In short, it is the greatest absurdity to suppose it in the power of one, or any number of men, at the entering into society, to renounce their essential natural rights, or the means of preserving those rights; when the grand end of civil government, from the very nature of its institution, is for the support, protection, and defence of those very rights; the principal of which, as is before observed, are Life, Liberty, and Property. If men, through fear, fraud, or mistake, should in terms renounce or give up any essential natural right, the eternal law of reason and the grand end of society would absolutely vacate such renunciation. The right to freedom being the gift of God Almighty, it is not in the power of man to alienate this gift and voluntarily become a slave.
II. The Rights of the Colonists as Christians.
These may be best understood by reading and carefully studying the institutes of the great Law Giver and Head of the Christian Church, which are to be found clearly written and promulgated in the New Testament. By the act of the British Parliament, commonly called the Toleration Act, every subject in England, except Papists, &c., was restored to, and re-established in, his natural right to worship God according to the dictates of his own conscience. And, by the charter of this Province, it is granted, ordained, and established (that is, declared as an original right) that there shall be liberty of conscience allowed in the worship of God to all Christians, except Papists, inhabiting, or which shall inhabit or be resident within, such Province or Territory.
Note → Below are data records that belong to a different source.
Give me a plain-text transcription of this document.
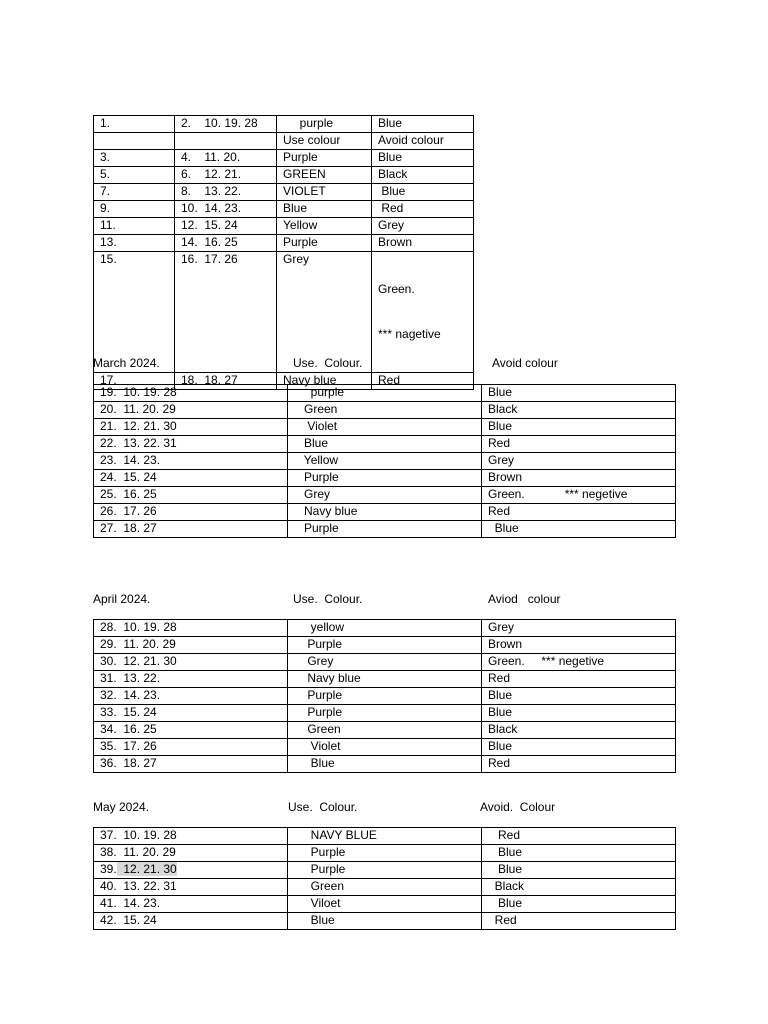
1.	2.    10. 19. 28	purple	Blue
		Use colour	Avoid colour
3.	4.    11. 20.	Purple	Blue
5.	6.    12. 21.	GREEN	Black
7.	8.    13. 22.	VIOLET	Blue
9.	10.  14. 23.	Blue	Red
11.	12.  15. 24	Yellow	Grey
13.	14.  16. 25	Purple	Brown
15.	16.  17. 26	Grey	Green.

*** nagetive

17.	18.  18. 27	Navy blue	Red
March 2024.	Use.  Colour.	Avoid colour
19.  10. 19. 28	purple	Blue
20.  11. 20. 29	Green	Black
21.  12. 21. 30	Violet	Blue
22.  13. 22. 31	Blue	Red
23.  14. 23.	Yellow	Grey
24.  15. 24	Purple	Brown
25.  16. 25	Grey	Green.            *** negetive
26.  17. 26	Navy blue	Red
27.  18. 27	Purple	Blue
April 2024.	Use.  Colour.	Aviod   colour
28.  10. 19. 28	yellow	Grey
29.  11. 20. 29	Purple	Brown
30.  12. 21. 30	Grey	Green.     *** negetive
31.  13. 22.	Navy blue	Red
32.  14. 23.	Purple	Blue
33.  15. 24	Purple	Blue
34.  16. 25	Green	Black
35.  17. 26	Violet	Blue
36.  18. 27	Blue	Red
May 2024.	Use.  Colour.	Avoid.  Colour
37.  10. 19. 28	NAVY BLUE	Red
38.  11. 20. 29	Purple	Blue
39.  12. 21. 30	Purple	Blue
40.  13. 22. 31	Green	Black
41.  14. 23.	Viloet	Blue
42.  15. 24	Blue	Red
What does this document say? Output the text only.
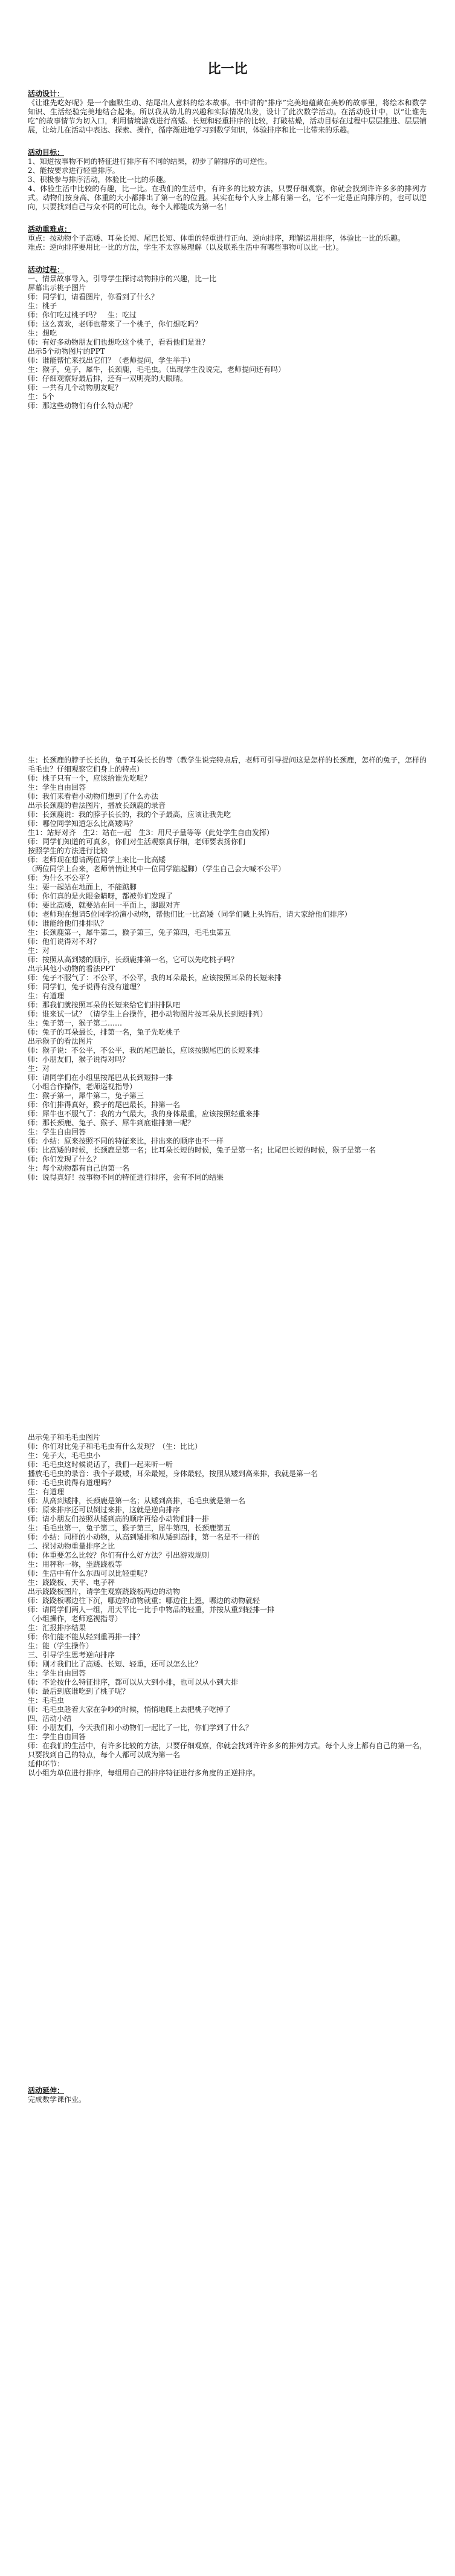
比一比
活动设计：

《让谁先吃好呢》是一个幽默生动、结尾出人意料的绘本故事。书中讲的“排序”完美地蕴藏在美妙的故事里，将绘本和数学知识、生活经验完美地结合起来。所以我从幼儿的兴趣和实际情况出发，设计了此次数学活动。在活动设计中，以“让谁先吃”的故事情节为切入口，利用情境游戏进行高矮、长短和轻重排序的比较，打破枯燥，活动目标在过程中层层推进、层层铺展，让幼儿在活动中表达、探索、操作，循序渐进地学习到数学知识，体验排序和比一比带来的乐趣。

活动目标：

1、知道按事物不同的特征进行排序有不同的结果，初步了解排序的可逆性。

2、能按要求进行轻重排序。

3、积极参与排序活动，体验比一比的乐趣。

4、体验生活中比较的有趣，比一比。在我们的生活中，有许多的比较方法，只要仔细观察，你就会找到许许多多的排列方式。动物们按身高、体重的大小都排出了第一名的位置。其实在每个人身上都有第一名，它不一定是正向排序的，也可以逆向，只要找到自己与众不同的可比点，每个人都能成为第一名！

活动重难点：

重点：按动物个子高矮、耳朵长短、尾巴长短、体重的轻重进行正向、逆向排序，理解运用排序，体验比一比的乐趣。

难点：逆向排序要用比一比的方法，学生不太容易理解（以及联系生活中有哪些事物可以比一比）。

活动过程：

一、情景故事导入，引导学生探讨动物排序的兴趣，比一比

屏幕出示桃子图片

师：同学们，请看图片，你看到了什么？

生：桃子

师：你们吃过桃子吗？　生：吃过

师：这么喜欢，老师也带来了一个桃子，你们想吃吗？

生：想吃

师：有好多动物朋友们也想吃这个桃子，看看他们是谁？

出示5个动物图片的PPT

师：谁能帮忙来找出它们？（老师提问，学生举手）

生：猴子，兔子，犀牛，长颈鹿，毛毛虫。（出现学生没说完，老师提问还有吗）

师：仔细观察好最后排，还有一双明亮的大眼睛。

师：一共有几个动物朋友呢？

生：5个

师：那这些动物们有什么特点呢？

生：长颈鹿的脖子长长的，兔子耳朵长长的等（教学生说完特点后，老师可引导提问这是怎样的长颈鹿，怎样的兔子，怎样的毛毛虫？仔细观察它们身上的特点）

师：桃子只有一个，应该给谁先吃呢？

生：学生自由回答

师：我们来看看小动物们想到了什么办法

出示长颈鹿的看法图片，播放长颈鹿的录音

师：长颈鹿说：我的脖子长长的，我的个子最高，应该让我先吃

师：哪位同学知道怎么比高矮吗？

生1：站好对齐　生2：站在一起　生3：用尺子量等等（此处学生自由发挥）

师：同学们知道的可真多，你们对生活观察真仔细，老师要表扬你们

按照学生的方法进行比较

师：老师现在想请两位同学上来比一比高矮

（两位同学上台来，老师悄悄让其中一位同学踮起脚）（学生自己会大喊不公平）

师：为什么不公平？

生：要一起站在地面上，不能踮脚

师：你们真的是火眼金睛呀，都被你们发现了

师：要比高矮，就要站在同一平面上，脚跟对齐

师：老师现在想请5位同学扮演小动物，帮他们比一比高矮（同学们戴上头饰后，请大家给他们排序）

师：谁能给他们排排队？

生：长颈鹿第一，犀牛第二，猴子第三，兔子第四，毛毛虫第五

师：他们说得对不对？

生：对

师：按照从高到矮的顺序，长颈鹿排第一名，它可以先吃桃子吗？

出示其他小动物的看法PPT

师：兔子不服气了：不公平，不公平，我的耳朵最长，应该按照耳朵的长短来排

师：同学们，兔子说得有没有道理？

生：有道理

师：那我们就按照耳朵的长短来给它们排排队吧

师：谁来试一试？（请学生上台操作，把小动物图片按耳朵从长到短排列）

生：兔子第一，猴子第二……

师：兔子的耳朵最长，排第一名，兔子先吃桃子

出示猴子的看法图片

师：猴子说：不公平，不公平，我的尾巴最长，应该按照尾巴的长短来排

师：小朋友们，猴子说得对吗？

生：对

师：请同学们在小组里按尾巴从长到短排一排

（小组合作操作，老师巡视指导）

生：猴子第一，犀牛第二，兔子第三

师：你们排得真好，猴子的尾巴最长，排第一名

师：犀牛也不服气了：我的力气最大，我的身体最重，应该按照轻重来排

师：那长颈鹿、兔子、猴子、犀牛到底谁排第一呢？

生：学生自由回答

师：小结：原来按照不同的特征来比，排出来的顺序也不一样

师：比高矮的时候，长颈鹿是第一名；比耳朵长短的时候，兔子是第一名；比尾巴长短的时候，猴子是第一名

师：你们发现了什么？

生：每个动物都有自己的第一名

师：说得真好！按事物不同的特征进行排序，会有不同的结果

出示兔子和毛毛虫图片

师：你们对比兔子和毛毛虫有什么发现？（生：比比）

生：兔子大，毛毛虫小

师：毛毛虫这时候说话了，我们一起来听一听

播放毛毛虫的录音：我个子最矮，耳朵最短，身体最轻，按照从矮到高来排，我就是第一名

师：毛毛虫说得有道理吗？

生：有道理

师：从高到矮排，长颈鹿是第一名；从矮到高排，毛毛虫就是第一名

师：原来排序还可以倒过来排，这就是逆向排序

师：请小朋友们按照从矮到高的顺序再给小动物们排一排

生：毛毛虫第一，兔子第二，猴子第三，犀牛第四，长颈鹿第五

师：小结：同样的小动物，从高到矮排和从矮到高排，第一名是不一样的

二、探讨动物重量排序之比

师：体重要怎么比较？你们有什么好方法？引出游戏规则

生：用秤称一称，坐跷跷板等

师：生活中有什么东西可以比轻重呢？

生：跷跷板、天平、电子秤

出示跷跷板图片，请学生观察跷跷板两边的动物

师：跷跷板哪边往下沉，哪边的动物就重；哪边往上翘，哪边的动物就轻

师：请同学们两人一组，用天平比一比手中物品的轻重，并按从重到轻排一排

（小组操作，老师巡视指导）

生：汇报排序结果

师：你们能不能从轻到重再排一排？

生：能（学生操作）

三、引导学生思考逆向排序

师：刚才我们比了高矮、长短、轻重，还可以怎么比？

生：学生自由回答

师：不论按什么特征排序，都可以从大到小排，也可以从小到大排

师：最后到底谁吃到了桃子呢？

生：毛毛虫

师：毛毛虫趁着大家在争吵的时候，悄悄地爬上去把桃子吃掉了

四、活动小结

师：小朋友们，今天我们和小动物们一起比了一比，你们学到了什么？

生：学生自由回答

师：在我们的生活中，有许多比较的方法，只要仔细观察，你就会找到许许多多的排列方式。每个人身上都有自己的第一名，只要找到自己的特点，每个人都可以成为第一名

延伸环节：

以小组为单位进行排序，每组用自己的排序特征进行多角度的正逆排序。

活动延伸：

完成数学课作业。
Magna Charta itself is in substance but a constrained declaration or proclamation and promulgation in the name of the King, Lords, and Commons, of the sense the latter had of their original, inherent, indefeasible natural rights, as also those of free citizens equally perdurable with the other. That great author, that great jurist, and even that court writer, Mr. Justice Blackstone, holds that this recognition was justly obtained of King John, sword in hand. And peradventure it must be one day, sword in hand, again rescued and preserved from total destruction and oblivion.